The security of a product has nothing to do with whether it is open or closed source. It has everything to do with whether you use secure programming practices when you write and test your code.
Also heartbleed is, whilst quite serious and needing to be urgently patched, not any more or less serious than a whole ton of other bugs that come out in any given year.
Remember the YAML deserialization bug which was RCE against a fairly large fraction of the Internet? Or the web.config padding oracle that was RCE versus most IIS installs? Or how about the MS-0867 bug, which was RCE against basically any Windows machine at the time.
You could have used any of those bugs to take SSL private keys and userdata from a webserver, and considerably more.
And that's before we even go into vulnerabilities that are functionally equivalent to Heartbleed, but without the same level of media-fueled hysteria - like the Debian random bug, Apple's goto fail and CVE-2011-4315 which is identical in behavior to the heartbleed vulnerability but affecting just nginx instead of all of OpenSSL.
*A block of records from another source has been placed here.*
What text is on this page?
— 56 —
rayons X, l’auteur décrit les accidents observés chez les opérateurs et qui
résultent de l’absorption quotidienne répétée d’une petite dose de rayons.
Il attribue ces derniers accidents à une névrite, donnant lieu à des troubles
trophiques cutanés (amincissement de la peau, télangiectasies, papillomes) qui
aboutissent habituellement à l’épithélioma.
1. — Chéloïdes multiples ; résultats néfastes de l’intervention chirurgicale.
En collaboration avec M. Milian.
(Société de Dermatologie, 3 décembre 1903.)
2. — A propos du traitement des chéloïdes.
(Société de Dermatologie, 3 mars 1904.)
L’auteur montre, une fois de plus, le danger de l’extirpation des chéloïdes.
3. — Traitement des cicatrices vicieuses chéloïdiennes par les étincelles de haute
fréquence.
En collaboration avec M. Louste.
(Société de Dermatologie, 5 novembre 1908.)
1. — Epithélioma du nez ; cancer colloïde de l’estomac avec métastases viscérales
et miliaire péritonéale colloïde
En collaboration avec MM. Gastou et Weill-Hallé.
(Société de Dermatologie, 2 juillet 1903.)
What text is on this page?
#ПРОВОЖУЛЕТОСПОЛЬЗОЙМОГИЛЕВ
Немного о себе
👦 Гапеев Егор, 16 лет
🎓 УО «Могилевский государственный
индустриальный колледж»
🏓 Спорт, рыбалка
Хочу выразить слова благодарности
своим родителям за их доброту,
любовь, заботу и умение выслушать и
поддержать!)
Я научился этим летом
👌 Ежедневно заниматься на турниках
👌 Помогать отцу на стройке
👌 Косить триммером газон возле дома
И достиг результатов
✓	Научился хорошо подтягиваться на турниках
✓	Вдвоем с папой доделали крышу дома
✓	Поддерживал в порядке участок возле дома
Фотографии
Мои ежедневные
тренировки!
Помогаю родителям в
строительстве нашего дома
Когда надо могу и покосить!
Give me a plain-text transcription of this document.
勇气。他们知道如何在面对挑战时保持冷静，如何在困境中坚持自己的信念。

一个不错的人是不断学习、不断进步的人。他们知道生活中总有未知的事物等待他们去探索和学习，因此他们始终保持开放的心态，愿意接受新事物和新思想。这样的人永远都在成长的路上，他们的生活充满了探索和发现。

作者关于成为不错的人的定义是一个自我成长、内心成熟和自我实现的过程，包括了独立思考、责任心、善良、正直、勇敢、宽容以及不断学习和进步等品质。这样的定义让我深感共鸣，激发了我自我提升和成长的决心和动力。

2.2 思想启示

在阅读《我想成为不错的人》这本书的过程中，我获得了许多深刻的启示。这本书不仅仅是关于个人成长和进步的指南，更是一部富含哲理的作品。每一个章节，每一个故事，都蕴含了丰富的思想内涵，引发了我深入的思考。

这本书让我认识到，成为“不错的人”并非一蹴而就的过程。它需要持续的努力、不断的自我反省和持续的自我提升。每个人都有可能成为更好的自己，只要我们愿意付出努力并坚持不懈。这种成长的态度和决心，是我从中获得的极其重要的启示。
RCE in a web server? Bleh. Web servers will be web servers. I think a lot of hysteria comes from the fact that the bug is in an SSL library, who's entire purpose to some extent is to provide security. Security hole in a security library? That's scandalous. Especially when compounded with all the latent hysteria over the months from you know what.
If we can't have a bug free SSL implementation, what can we trust? Also that it has a cool name and even its own hipster-approved logo and Bootstrap web site. Who can get excited over something named CVE-034984785474-3-3083e78wehhd7sce in some government database?
Although to be fair, maybe people should start getting excited over things like these. Heartbleed (aka. CVE-2014-0160... :) ) was one of the best marketed security vulnerabilities ever. There is a lot of the security community could learn from that.